Use of mod_cache is known to create problem of session mix ups when Apache is used as reverse proxy with JIRA. Since Apache had been running possibly as long as the uptime of JIRA server which is 101 days, its cache got into a bad state as seen by errors in ssl_error_log file, creating a situation where it started to either drop or mix up JSESSIONID cookie sent by JIRA to client. This results in logout of client or worse session mixups.

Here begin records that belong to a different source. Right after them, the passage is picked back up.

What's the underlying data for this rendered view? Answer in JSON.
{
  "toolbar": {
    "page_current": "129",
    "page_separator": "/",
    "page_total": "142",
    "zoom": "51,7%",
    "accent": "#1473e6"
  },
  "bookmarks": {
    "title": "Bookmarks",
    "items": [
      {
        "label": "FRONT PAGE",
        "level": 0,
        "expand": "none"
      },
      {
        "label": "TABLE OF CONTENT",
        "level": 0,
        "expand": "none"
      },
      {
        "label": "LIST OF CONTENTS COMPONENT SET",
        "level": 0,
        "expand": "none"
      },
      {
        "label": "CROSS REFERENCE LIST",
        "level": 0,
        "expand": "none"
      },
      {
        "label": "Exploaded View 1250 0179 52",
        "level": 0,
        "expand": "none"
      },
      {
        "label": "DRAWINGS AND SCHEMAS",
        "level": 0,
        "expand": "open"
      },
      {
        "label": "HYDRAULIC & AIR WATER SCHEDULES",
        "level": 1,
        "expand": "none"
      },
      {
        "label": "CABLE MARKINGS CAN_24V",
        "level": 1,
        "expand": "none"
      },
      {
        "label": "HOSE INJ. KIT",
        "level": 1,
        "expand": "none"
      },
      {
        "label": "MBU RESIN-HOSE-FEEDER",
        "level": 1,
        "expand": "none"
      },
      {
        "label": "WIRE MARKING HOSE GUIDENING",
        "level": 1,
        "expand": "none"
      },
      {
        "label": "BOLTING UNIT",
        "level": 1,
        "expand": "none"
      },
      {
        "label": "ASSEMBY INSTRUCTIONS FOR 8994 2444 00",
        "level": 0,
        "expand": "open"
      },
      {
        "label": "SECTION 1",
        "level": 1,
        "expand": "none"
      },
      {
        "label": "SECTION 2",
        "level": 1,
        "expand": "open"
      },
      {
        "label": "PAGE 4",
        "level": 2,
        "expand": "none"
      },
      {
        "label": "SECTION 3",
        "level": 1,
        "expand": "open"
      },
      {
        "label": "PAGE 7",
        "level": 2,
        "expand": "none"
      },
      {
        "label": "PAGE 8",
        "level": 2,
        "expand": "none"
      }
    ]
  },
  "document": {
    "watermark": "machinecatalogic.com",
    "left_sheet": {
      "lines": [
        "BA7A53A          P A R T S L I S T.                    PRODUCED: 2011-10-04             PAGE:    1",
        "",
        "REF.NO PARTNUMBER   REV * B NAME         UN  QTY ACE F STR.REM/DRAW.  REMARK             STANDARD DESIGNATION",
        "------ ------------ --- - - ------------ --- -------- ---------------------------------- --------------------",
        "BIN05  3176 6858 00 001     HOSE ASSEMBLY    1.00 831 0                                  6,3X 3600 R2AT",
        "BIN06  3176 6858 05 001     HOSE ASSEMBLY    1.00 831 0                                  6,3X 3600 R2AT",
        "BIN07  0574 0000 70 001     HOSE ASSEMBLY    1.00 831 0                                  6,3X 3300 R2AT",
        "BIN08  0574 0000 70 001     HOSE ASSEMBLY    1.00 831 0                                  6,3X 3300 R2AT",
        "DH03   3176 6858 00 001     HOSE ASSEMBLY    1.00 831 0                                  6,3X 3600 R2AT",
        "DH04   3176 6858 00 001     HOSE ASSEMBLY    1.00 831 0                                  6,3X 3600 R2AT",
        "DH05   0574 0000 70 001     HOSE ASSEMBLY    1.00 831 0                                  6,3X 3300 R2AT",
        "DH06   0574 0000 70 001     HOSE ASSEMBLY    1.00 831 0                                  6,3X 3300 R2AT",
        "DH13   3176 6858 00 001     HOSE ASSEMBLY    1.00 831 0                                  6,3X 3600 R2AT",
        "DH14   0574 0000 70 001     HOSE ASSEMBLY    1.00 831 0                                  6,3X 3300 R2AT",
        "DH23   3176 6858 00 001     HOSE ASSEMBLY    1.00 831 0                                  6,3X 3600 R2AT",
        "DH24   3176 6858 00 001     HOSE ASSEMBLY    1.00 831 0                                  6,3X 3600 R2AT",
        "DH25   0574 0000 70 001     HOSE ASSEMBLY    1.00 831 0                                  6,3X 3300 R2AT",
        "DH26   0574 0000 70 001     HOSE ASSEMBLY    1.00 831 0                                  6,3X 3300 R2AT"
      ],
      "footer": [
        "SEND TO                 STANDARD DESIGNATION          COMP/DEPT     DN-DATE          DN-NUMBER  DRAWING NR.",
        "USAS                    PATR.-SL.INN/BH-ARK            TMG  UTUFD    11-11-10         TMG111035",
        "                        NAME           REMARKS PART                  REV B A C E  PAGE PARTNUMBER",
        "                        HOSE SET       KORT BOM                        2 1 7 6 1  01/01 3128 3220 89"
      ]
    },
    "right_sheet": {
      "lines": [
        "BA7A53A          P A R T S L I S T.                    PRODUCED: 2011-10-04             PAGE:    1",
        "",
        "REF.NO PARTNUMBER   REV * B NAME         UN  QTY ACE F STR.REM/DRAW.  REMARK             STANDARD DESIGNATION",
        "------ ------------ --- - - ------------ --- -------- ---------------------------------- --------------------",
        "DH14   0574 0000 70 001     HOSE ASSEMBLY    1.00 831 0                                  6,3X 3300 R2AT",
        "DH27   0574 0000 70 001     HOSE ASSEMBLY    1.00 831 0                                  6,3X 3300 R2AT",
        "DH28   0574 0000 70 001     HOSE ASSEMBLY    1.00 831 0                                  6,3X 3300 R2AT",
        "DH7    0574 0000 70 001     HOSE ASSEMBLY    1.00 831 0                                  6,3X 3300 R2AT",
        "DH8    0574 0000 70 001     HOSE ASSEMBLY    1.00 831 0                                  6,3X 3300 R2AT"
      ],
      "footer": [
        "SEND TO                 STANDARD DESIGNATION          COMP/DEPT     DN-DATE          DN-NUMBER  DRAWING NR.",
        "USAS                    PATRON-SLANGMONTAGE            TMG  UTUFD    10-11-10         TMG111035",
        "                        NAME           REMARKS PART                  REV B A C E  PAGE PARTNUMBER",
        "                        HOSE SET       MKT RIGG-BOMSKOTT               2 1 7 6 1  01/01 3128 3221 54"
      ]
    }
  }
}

- Additionally if the LDAP is not configured as per RFC, as detailed in JRASERVER-47583 - Integrating with LDAP causes session hijacking when the user unique ID attribute is not unique, this behaviour can occur.
Error in ssl_error_log:
[xxx xxx xx xx:xx:xx xxxx] [error] (103) Software caused connection abort: cache: error returned while trying to return disk cached data
Workaround
For Apache:
Restart of Apache itself fixed the issue, but for future following lines have been commented in /etc/httpd/conf/httpd.conf
, which is also recommended configuration.
#<IfModule mod_disk_cache.c>
# CacheEnable disk /
# CacheRoot "/var/cache/mod_proxy"
#</IfModule>
For LDAP:
The LDAP engine must not be configured to have a 'user unique ID attribute' (ldap.external.id
) that is not unique. This is documented in RFC 2307.